I have long been mystified by the NKF’s stalwart opposition to pilot studies. I was spurred to write now about my puzzlement by a recent encounter with the long arm of the foundation. At the end of July, I was invited to speak about the case for donor compensation at a regional transplant conference. Three days later, I was disinvited. Apparently, my chagrined host had not vetted the topic with the local NKF chapter, which was co-sponsoring the event. “I regret that I am having to withdraw my invitation,” he wrote me. The co-sponsoring NKF affiliate, he continued, “was very much concerned about repercussions from the New York office, which they think would view the talk as a repudiation of the party line.” The NKF similarly tried to stifle a debate on organ incentives at the American Enterprise Institute in 2006.

To be fair, the NKF does some good. It holds scores of fundraising charity events. It offers the public free screening for kidney disease and makes research grants to scientists. The NKF vigorously lobbies Medicare for better reimbursement rates for dialysis care, and, for better or worse (as some nephrologists will tell you), the foundation’s guidelines for dialysis set the standard of care for the 380,000 U.S. patients who receive that treatment.

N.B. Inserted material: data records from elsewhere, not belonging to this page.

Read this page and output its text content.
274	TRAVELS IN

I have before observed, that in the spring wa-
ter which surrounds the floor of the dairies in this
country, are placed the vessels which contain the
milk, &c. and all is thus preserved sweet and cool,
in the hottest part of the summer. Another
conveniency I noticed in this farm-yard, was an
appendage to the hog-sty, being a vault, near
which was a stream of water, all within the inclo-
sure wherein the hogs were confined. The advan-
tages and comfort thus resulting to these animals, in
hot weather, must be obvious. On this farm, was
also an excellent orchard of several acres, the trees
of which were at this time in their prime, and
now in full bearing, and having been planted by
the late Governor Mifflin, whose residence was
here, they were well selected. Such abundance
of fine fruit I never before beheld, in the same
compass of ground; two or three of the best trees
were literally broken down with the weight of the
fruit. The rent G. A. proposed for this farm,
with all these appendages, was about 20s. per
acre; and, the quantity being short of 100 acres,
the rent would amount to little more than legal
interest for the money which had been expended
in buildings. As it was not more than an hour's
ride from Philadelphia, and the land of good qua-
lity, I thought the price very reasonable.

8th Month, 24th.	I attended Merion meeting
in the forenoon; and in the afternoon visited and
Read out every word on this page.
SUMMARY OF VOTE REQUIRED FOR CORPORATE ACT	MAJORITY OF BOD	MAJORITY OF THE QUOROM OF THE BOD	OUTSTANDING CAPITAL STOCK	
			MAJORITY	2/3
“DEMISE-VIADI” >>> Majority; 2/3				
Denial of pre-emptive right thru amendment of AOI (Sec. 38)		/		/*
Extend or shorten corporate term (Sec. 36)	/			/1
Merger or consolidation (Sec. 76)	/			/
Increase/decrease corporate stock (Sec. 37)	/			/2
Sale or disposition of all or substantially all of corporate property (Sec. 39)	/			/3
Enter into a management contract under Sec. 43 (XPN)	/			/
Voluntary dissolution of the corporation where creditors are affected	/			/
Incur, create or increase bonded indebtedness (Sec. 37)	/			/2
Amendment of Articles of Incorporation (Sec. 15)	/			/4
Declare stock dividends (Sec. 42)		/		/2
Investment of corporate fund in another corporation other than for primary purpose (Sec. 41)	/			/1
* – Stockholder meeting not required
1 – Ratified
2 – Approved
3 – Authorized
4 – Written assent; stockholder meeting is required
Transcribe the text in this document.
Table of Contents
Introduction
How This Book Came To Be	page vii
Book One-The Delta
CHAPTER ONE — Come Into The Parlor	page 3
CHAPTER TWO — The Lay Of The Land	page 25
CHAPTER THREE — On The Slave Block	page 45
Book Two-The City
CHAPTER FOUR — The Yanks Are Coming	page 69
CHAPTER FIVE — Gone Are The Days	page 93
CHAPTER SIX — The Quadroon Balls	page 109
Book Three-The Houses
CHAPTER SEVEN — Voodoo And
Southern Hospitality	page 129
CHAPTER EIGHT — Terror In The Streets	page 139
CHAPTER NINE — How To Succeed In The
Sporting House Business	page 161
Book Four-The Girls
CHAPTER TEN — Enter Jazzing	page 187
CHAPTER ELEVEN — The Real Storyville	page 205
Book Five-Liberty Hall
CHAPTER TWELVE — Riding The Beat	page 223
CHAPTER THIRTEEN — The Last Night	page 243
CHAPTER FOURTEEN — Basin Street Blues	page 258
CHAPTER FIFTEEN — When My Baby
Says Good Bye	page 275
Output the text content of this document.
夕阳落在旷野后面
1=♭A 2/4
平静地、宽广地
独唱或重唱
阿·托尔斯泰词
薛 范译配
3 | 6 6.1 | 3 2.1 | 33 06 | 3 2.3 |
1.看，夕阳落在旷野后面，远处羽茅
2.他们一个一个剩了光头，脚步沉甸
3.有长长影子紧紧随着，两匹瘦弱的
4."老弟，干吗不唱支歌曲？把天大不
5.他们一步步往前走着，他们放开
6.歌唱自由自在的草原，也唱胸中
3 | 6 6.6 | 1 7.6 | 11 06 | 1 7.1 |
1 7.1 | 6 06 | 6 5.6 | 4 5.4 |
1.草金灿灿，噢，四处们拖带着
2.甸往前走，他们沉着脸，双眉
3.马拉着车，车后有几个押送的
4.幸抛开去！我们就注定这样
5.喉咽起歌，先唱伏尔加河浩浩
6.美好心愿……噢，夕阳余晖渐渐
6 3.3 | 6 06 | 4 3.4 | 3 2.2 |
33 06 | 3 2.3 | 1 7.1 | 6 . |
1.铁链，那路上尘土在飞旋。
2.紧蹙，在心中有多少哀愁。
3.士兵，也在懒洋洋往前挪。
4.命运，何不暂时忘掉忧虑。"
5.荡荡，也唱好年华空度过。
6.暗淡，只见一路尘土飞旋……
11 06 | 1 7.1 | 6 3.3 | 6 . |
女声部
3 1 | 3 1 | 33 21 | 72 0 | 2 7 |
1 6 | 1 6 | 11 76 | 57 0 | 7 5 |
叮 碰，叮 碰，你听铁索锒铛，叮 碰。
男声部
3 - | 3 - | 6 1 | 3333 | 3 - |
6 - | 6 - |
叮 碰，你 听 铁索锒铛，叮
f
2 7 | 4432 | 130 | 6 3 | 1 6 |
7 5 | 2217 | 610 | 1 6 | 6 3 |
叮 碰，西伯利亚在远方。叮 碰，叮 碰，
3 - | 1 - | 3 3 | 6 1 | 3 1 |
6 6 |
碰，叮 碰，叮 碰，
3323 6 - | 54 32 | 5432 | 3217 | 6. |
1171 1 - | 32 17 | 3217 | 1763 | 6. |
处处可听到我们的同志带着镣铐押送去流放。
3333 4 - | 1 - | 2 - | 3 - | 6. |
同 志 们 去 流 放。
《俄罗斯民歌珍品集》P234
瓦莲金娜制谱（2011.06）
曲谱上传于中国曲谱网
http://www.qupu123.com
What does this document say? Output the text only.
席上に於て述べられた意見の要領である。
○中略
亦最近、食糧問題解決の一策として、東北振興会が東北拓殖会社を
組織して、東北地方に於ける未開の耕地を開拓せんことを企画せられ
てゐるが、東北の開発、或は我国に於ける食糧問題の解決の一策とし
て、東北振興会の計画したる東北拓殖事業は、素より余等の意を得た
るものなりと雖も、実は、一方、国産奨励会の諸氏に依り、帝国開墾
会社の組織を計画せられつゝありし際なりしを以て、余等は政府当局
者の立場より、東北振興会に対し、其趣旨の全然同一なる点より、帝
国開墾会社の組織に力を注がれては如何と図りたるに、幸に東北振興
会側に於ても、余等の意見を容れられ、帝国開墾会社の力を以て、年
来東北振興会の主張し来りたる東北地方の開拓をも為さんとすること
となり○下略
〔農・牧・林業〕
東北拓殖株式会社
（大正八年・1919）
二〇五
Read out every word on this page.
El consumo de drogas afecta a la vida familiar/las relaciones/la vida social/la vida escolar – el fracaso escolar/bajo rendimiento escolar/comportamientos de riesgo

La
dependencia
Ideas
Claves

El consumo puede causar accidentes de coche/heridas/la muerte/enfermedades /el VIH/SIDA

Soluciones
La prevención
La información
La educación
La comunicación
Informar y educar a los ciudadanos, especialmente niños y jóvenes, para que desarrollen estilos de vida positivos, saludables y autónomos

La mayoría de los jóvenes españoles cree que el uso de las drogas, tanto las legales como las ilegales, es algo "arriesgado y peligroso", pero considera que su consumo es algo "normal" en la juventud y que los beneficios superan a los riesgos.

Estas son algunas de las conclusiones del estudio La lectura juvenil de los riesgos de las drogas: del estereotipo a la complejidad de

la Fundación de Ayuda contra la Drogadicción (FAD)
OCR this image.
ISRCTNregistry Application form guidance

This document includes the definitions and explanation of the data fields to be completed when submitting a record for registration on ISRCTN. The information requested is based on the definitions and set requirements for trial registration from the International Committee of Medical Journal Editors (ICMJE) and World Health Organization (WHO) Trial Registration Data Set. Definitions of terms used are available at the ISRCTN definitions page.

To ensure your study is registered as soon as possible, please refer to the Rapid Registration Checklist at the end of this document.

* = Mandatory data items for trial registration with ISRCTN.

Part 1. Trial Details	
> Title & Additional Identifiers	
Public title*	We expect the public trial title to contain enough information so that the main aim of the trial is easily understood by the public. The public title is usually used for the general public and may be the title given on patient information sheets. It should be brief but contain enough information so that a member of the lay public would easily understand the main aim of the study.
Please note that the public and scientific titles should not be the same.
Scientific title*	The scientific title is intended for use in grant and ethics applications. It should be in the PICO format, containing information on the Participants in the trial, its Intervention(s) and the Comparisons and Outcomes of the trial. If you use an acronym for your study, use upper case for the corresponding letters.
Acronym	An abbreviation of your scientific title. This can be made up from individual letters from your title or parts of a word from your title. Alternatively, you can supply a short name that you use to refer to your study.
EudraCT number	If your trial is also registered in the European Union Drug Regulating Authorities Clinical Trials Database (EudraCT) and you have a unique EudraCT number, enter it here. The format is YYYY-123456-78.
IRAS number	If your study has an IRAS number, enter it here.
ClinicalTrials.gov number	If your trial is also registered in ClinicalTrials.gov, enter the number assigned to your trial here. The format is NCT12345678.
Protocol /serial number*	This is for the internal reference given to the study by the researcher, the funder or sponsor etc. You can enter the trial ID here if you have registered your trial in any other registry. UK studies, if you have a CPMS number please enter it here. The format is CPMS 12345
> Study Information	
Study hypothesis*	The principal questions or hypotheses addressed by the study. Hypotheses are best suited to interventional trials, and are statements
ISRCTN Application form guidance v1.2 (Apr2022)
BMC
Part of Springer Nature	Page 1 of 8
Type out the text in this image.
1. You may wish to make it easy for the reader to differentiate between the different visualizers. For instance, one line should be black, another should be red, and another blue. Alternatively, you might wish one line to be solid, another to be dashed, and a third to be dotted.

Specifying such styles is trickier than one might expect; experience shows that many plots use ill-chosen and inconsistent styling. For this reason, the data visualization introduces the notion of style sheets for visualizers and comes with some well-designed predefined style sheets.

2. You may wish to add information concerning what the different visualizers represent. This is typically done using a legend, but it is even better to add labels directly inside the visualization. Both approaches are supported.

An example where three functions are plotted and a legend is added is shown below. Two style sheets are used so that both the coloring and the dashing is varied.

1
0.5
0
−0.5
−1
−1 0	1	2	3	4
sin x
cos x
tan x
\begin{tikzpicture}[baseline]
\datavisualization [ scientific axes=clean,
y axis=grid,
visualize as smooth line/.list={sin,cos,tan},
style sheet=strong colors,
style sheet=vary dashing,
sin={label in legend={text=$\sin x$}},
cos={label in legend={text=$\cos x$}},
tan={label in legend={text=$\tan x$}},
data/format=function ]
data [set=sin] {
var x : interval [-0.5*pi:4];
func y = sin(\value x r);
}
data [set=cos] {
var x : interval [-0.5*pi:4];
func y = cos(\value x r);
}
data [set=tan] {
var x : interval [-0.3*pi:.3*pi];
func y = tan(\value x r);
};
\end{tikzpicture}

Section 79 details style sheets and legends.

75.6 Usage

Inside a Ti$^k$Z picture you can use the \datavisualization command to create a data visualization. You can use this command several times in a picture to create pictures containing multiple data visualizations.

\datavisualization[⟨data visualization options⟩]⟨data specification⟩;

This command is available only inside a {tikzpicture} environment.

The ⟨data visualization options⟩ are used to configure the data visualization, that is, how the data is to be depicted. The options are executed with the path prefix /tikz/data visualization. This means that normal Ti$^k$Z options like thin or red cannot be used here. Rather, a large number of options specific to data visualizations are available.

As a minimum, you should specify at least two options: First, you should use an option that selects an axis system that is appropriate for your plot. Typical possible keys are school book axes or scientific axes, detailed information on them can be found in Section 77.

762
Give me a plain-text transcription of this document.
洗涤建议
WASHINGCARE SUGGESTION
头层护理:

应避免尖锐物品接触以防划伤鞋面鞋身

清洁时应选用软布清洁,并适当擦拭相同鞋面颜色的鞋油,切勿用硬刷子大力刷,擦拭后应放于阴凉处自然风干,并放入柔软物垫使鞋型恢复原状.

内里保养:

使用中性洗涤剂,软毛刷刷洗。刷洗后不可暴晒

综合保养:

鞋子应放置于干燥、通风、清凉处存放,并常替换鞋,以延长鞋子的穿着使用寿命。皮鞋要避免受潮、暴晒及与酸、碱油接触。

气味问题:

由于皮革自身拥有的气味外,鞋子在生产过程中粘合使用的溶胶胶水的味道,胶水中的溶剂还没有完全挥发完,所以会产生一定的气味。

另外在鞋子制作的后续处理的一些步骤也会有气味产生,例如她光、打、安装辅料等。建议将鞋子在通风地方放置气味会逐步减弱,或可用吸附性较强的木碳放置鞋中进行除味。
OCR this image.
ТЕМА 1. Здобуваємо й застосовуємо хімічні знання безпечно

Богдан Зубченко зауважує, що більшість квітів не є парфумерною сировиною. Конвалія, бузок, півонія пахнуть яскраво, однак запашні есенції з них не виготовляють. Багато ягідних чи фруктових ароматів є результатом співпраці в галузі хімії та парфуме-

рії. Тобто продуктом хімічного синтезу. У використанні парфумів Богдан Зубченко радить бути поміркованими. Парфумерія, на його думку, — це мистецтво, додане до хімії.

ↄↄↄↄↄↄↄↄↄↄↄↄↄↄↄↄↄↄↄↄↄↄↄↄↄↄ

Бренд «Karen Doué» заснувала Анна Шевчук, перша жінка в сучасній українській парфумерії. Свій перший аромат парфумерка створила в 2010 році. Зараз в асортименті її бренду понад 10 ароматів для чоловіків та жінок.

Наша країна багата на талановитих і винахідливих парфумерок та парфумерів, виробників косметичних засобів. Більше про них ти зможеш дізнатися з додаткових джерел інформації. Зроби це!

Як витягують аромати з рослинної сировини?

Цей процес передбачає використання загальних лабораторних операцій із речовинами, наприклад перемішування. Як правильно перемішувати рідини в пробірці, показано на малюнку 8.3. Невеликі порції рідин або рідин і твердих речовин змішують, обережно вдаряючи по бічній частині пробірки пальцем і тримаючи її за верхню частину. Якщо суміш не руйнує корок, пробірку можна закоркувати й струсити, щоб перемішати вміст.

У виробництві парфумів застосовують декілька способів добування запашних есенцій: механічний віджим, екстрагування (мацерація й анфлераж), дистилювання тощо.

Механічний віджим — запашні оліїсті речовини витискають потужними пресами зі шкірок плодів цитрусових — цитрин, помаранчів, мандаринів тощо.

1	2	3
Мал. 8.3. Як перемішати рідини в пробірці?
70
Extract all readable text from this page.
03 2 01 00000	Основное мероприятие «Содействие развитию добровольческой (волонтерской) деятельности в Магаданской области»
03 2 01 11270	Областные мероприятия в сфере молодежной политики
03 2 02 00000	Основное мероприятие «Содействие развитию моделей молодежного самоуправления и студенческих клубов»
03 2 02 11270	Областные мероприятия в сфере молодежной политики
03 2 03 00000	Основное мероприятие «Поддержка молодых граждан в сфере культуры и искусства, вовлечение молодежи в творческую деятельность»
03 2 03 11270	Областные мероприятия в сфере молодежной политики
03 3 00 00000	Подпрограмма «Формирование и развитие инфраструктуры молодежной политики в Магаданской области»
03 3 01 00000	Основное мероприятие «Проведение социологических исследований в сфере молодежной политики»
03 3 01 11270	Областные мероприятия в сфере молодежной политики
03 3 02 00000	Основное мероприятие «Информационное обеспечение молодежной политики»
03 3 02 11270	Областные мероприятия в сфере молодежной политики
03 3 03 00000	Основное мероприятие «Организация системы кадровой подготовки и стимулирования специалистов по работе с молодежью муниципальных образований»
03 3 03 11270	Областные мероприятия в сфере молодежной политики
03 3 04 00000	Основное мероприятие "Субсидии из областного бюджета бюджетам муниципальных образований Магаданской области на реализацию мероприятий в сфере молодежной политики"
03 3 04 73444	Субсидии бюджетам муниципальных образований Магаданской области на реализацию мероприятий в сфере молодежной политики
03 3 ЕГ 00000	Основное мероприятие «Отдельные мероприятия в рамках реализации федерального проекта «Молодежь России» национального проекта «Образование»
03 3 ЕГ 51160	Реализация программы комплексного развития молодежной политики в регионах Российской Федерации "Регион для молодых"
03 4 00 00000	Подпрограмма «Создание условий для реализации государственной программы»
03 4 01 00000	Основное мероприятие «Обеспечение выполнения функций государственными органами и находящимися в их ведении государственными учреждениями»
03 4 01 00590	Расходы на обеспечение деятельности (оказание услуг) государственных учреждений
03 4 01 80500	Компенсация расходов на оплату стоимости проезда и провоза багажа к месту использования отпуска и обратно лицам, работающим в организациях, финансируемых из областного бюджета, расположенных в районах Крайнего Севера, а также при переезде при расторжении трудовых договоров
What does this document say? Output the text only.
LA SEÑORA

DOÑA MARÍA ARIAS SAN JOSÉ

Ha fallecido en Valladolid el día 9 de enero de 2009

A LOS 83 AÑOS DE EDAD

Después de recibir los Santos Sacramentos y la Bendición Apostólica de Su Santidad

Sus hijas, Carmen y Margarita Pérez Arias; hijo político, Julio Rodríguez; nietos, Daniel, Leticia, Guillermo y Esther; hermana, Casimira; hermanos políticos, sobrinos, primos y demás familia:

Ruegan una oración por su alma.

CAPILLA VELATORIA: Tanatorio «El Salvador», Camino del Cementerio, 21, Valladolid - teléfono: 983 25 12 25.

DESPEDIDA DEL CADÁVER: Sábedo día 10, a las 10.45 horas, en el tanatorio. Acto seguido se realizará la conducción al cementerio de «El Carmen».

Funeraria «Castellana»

Congress listens to the NKF because it is a major force within the transplant community. But the foundation’s recalcitrance on financial incentives for organ donors is hurting the very constituency it purports to serve. Last year, 4,000 dialysis patients died because they could not survive the wait for an organ. When Congress returns in the fall, the AMA will begin its push for demonstration projects on incentives. The NKF will have a chance to return to its earlier common-sense philosophy about rewarding organ donors. Unless it grasps the opportunity, the foundation should not call itself a true advocate for kidney patients.